In Mendoza hatte ich dem Kaffee beim Brühen zugehört. Seine Erzählungen hatten sich unter die Geräusche der Bäume gemischt, waren zu einem verschmolzen, wie das Schlückchen Milch, das erst als abgrenzbarer Fluss in der Tasse zu sehen war, bevor es eins mit dem Kaffee wurde. Eine Art Kompromiss, oder einfach nur ein Miteinander, ein Einssein, was in einer Welt, die mir sagte ich sei größer als das wir, nicht mehr ganz so leicht zu verstehen war.
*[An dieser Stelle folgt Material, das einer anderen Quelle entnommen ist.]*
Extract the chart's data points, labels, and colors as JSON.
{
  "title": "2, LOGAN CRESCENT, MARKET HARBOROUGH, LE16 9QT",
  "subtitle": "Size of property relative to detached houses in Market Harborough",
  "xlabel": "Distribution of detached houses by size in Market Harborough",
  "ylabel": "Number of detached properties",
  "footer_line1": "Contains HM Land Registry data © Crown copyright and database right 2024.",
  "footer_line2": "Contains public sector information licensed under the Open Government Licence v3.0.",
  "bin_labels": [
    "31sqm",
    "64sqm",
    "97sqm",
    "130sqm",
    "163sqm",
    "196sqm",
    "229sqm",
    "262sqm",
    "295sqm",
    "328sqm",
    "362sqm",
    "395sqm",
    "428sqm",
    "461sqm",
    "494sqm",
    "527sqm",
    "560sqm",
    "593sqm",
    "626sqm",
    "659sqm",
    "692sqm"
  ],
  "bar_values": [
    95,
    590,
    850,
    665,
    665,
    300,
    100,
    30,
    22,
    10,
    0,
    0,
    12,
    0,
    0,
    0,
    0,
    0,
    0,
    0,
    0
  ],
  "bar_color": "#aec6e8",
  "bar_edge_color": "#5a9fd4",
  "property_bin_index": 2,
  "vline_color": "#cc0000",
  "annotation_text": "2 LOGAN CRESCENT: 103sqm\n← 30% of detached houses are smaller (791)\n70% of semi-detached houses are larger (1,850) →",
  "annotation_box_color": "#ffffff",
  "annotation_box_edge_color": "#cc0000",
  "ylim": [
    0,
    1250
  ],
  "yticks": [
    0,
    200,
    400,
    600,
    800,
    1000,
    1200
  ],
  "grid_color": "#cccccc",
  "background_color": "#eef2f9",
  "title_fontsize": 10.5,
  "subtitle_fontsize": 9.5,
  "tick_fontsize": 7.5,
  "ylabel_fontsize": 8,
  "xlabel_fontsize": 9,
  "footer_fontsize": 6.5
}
Ich nahm die zu einem Viertel gefüllte Tasse von der Maschine, goss den Mandelsaft darauf und lief zurück an meinen Büroschreibtisch, dessen Füße nicht knarzten, der nicht vom Regen gezeichnet war, dessen nicht vorhandene Kratzer auf dem Holz keine Geschichten erzählen konnten, der lediglich seinen Zweck erfüllte und nicht darüber hinausdachte.

Rebellisch feiernder Kaffee aus Mexiko

Einmal nahm ich meine Aeropress und aus Mexiko mitgebrachten, gemahlenen Kaffee mit in die Büroküche. Die Aeropress explodierte, der Kaffee verteilte sich auf dem gesamten Boden, der Spüle, auf meinem Hemd. Die Küche war für fünf Minuten blockiert, alle anstehenden Kaffeetassen, die darauf warteten, gefüllt zu werden, mussten warten. Der mexikanische Kaffee hatte rebelliert, oder einfach nur gefeiert. Ich ließ ihn von da an in meiner Wohnung.

Es sollte noch einige Monate dauern, bis ich mexikanischen Kaffee wirklich kennen lernte.